Untuk itu, Kota Bekasi perlu berani mengambil langkah terobosan: desentralisasi pengelolaan sampah. Artinya, sampah tidak hanya ditangani di ujung (TPA), tetapi dikelola di titik awal dan menengah—yakni di tingkat kelurahan dan kecamatan. Caranya dengan mengoptimalkan peran UPTD Dinas Lingkungan Hidup, penguatan TPS3R (Tempat Pengolahan Sampah Reduce-Reuse-Recycle) yang dapat memberikan nilai ekonomi kepada masyarakat, serta penggunaan insinerator ramah lingkungan yang sudah tersertifikasi oleh KLHK. Insinerator ini memiliki masa pakai minimal 10 tahun dan disertai dengan layanan purna jual yang memadai.


Pendekatan desentralisasi ini tidak hanya mengurangi beban sampah yang harus diangkut ke TPA, tetapi juga memangkas biaya operasional secara signifikan. Perlu diketahui, biaya pengangkutan sampah di Kota Bekasi bisa menyedot anggaran hingga puluhan miliar rupiah per tahun.

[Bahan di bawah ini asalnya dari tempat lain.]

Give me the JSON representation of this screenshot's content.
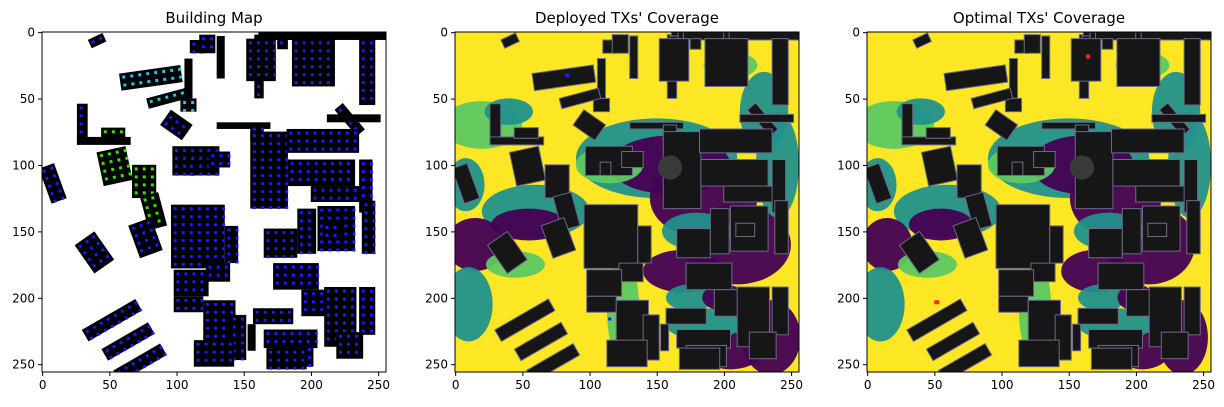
{
  "chart_data": [
    {
      "type": "heatmap",
      "title": "Building Map",
      "xlim": [
        0,
        255
      ],
      "ylim": [
        255,
        0
      ],
      "xticks": [
        0,
        50,
        100,
        150,
        200,
        250
      ],
      "yticks": [
        0,
        50,
        100,
        150,
        200,
        250
      ],
      "colors": {
        "background": "#ffffff",
        "building": "#000000",
        "tx_dot": "#1a1aff",
        "tx_dot_alt": "#22c4f0",
        "tx_dot_green": "#33e000"
      }
    },
    {
      "type": "heatmap",
      "title": "Deployed TXs' Coverage",
      "xlim": [
        0,
        255
      ],
      "ylim": [
        255,
        0
      ],
      "xticks": [
        0,
        50,
        100,
        150,
        200,
        250
      ],
      "yticks": [
        0,
        50,
        100,
        150,
        200,
        250
      ],
      "colors": {
        "high": "#fde725",
        "mid_high": "#5ec962",
        "mid": "#21918c",
        "low": "#440154",
        "building": "#161616",
        "tx_marker": "#1a1aff"
      }
    },
    {
      "type": "heatmap",
      "title": "Optimal TXs' Coverage",
      "xlim": [
        0,
        255
      ],
      "ylim": [
        255,
        0
      ],
      "xticks": [
        0,
        50,
        100,
        150,
        200,
        250
      ],
      "yticks": [
        0,
        50,
        100,
        150,
        200,
        250
      ],
      "colors": {
        "high": "#fde725",
        "mid_high": "#5ec962",
        "mid": "#21918c",
        "low": "#440154",
        "building": "#161616",
        "tx_marker": "#ff2020"
      }
    }
  ]
}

Dengan desentralisasi, anggaran bisa dialihkan untuk program-program lingkungan lainnya yang lebih berdampak langsung kepada masyarakat.


Dari sisi anggaran, Kota Bekasi sejatinya memiliki kapasitas fiskal yang memadai. Dengan APBD yang cukup besar, mestinya pemerintah daerah mampu melakukan reformasi pengelolaan sampah secara menyeluruh. Desentralisasi pengelolaan sampah bukan hanya realistis, tapi juga sangat mungkin diwujudkan secara bertahap. Sebagai langkah awal, pilot project dapat dimulai di kecamatan yang paling jauh dari lokasi TPA—di mana biaya dan dampak pengangkutan sampah paling besar dirasakan. Jika berhasil, pola ini bisa direplikasi ke seluruh wilayah kota.

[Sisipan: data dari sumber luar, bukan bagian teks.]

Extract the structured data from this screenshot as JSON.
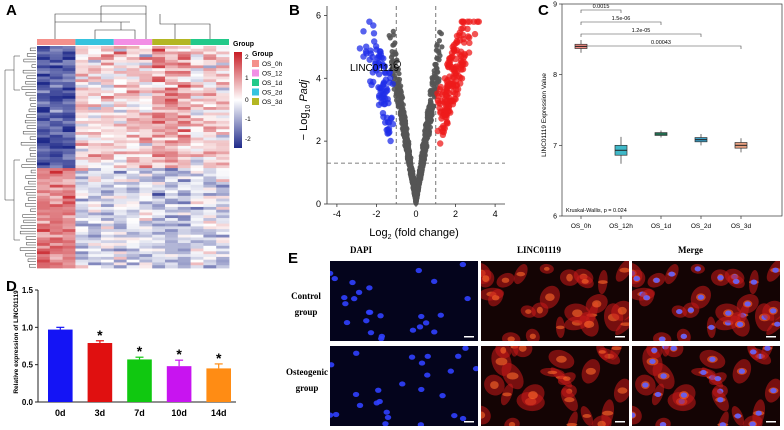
{
  "panels": {
    "a": {
      "letter": "A"
    },
    "b": {
      "letter": "B"
    },
    "c": {
      "letter": "C"
    },
    "d": {
      "letter": "D"
    },
    "e": {
      "letter": "E"
    }
  },
  "heatmap": {
    "legend_title_1": "Group",
    "legend_title_2": "Group",
    "scale_ticks": [
      "2",
      "1",
      "0",
      "-1",
      "-2"
    ],
    "groups": [
      {
        "name": "OS_0hr",
        "color": "#f4908b"
      },
      {
        "name": "OS_12hr",
        "color": "#f28ee5"
      },
      {
        "name": "OS_1d",
        "color": "#22c98a"
      },
      {
        "name": "OS_2d",
        "color": "#36c3de"
      },
      {
        "name": "OS_3d",
        "color": "#b3b623"
      }
    ],
    "colors": {
      "high": "#c81d25",
      "mid": "#ffffff",
      "low": "#1f2a8a"
    }
  },
  "chart_data": [
    {
      "type": "scatter",
      "title": "",
      "xlabel": "Log2 (fold change)",
      "ylabel": "-Log10 Padj",
      "xlim": [
        -4.5,
        4.5
      ],
      "ylim": [
        0,
        6
      ],
      "xticks": [
        "-4",
        "-2",
        "0",
        "2",
        "4"
      ],
      "yticks": [
        "0",
        "2",
        "4",
        "6"
      ],
      "threshold_x": [
        -1,
        1
      ],
      "threshold_y": 1.3,
      "annotation": "LINC01119",
      "series_colors": {
        "down": "#1f2ee8",
        "ns": "#555555",
        "up": "#ee1b1b"
      }
    },
    {
      "type": "box",
      "ylabel": "LINC01119 Expression Value",
      "categories": [
        "OS_0h",
        "OS_12h",
        "OS_1d",
        "OS_2d",
        "OS_3d"
      ],
      "medians": [
        8.4,
        6.93,
        7.16,
        7.08,
        7.0
      ],
      "colors": [
        "#f08a82",
        "#3fb8c8",
        "#22b07a",
        "#3aa0c8",
        "#e8a080"
      ],
      "yticks": [
        "6",
        "7",
        "8",
        "9"
      ],
      "ylim": [
        6,
        9
      ],
      "pvalues": [
        "0.0015",
        "1.5e-06",
        "1.2e-05",
        "0.00043"
      ],
      "test_label": "Kruskal-Wallis, p = 0.024"
    },
    {
      "type": "bar",
      "ylabel": "Relative expression of LINC01119",
      "categories": [
        "0d",
        "3d",
        "7d",
        "10d",
        "14d"
      ],
      "values": [
        0.97,
        0.79,
        0.57,
        0.48,
        0.45
      ],
      "errors": [
        0.03,
        0.03,
        0.03,
        0.08,
        0.06
      ],
      "colors": [
        "#1414f5",
        "#e01010",
        "#10c810",
        "#c814f0",
        "#ff8c14"
      ],
      "significance": [
        "",
        "*",
        "*",
        "*",
        "*"
      ],
      "ylim": [
        0,
        1.5
      ],
      "yticks": [
        "0.0",
        "0.5",
        "1.0",
        "1.5"
      ]
    }
  ],
  "microscopy": {
    "columns": [
      "DAPI",
      "LINC01119",
      "Merge"
    ],
    "rows": [
      {
        "line1": "Control",
        "line2": "group"
      },
      {
        "line1": "Osteogenic",
        "line2": "group"
      }
    ]
  }
}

Di sisi lain, peran UPTD Dinas Lingkungan Hidup seharusnya difokuskan pada pengelolaan dan pelestarian lingkungan hidup di tingkat lokal, bukan lagi dibebani urusan pemungutan retribusi sampah, yang pada praktiknya dibeberpa tahun kebelakang terdapat permasalahan. Tugas ini lebih tepat jika dialihkan kepada Badan Pendapatan Daerah. Indikator keberhasilan UPTD bukan dari seberapa banyak sampah yang berhasil diangkut ke TPA, melainkan dari seberapa besar volume sampah yang berhasil dikelola dan diselesaikan di tingkat lokal.


Jika pola ini diterapkan dengan serius, bukan hanya pengelolaan sampah yang menjadi lebih efektif, tetapi juga akan terjadi pengurangan dampak pencemaran di sekitar TPA Sumur Batu. Pada akhirnya, hal ini akan menciptakan keadilan lingkungan bagi masyarakat yang selama ini terdampak langsung, serta menghapus bentuk-bentuk diskriminasi dan ketidakadilan ekologis yang kerap tak terdengar suaranya.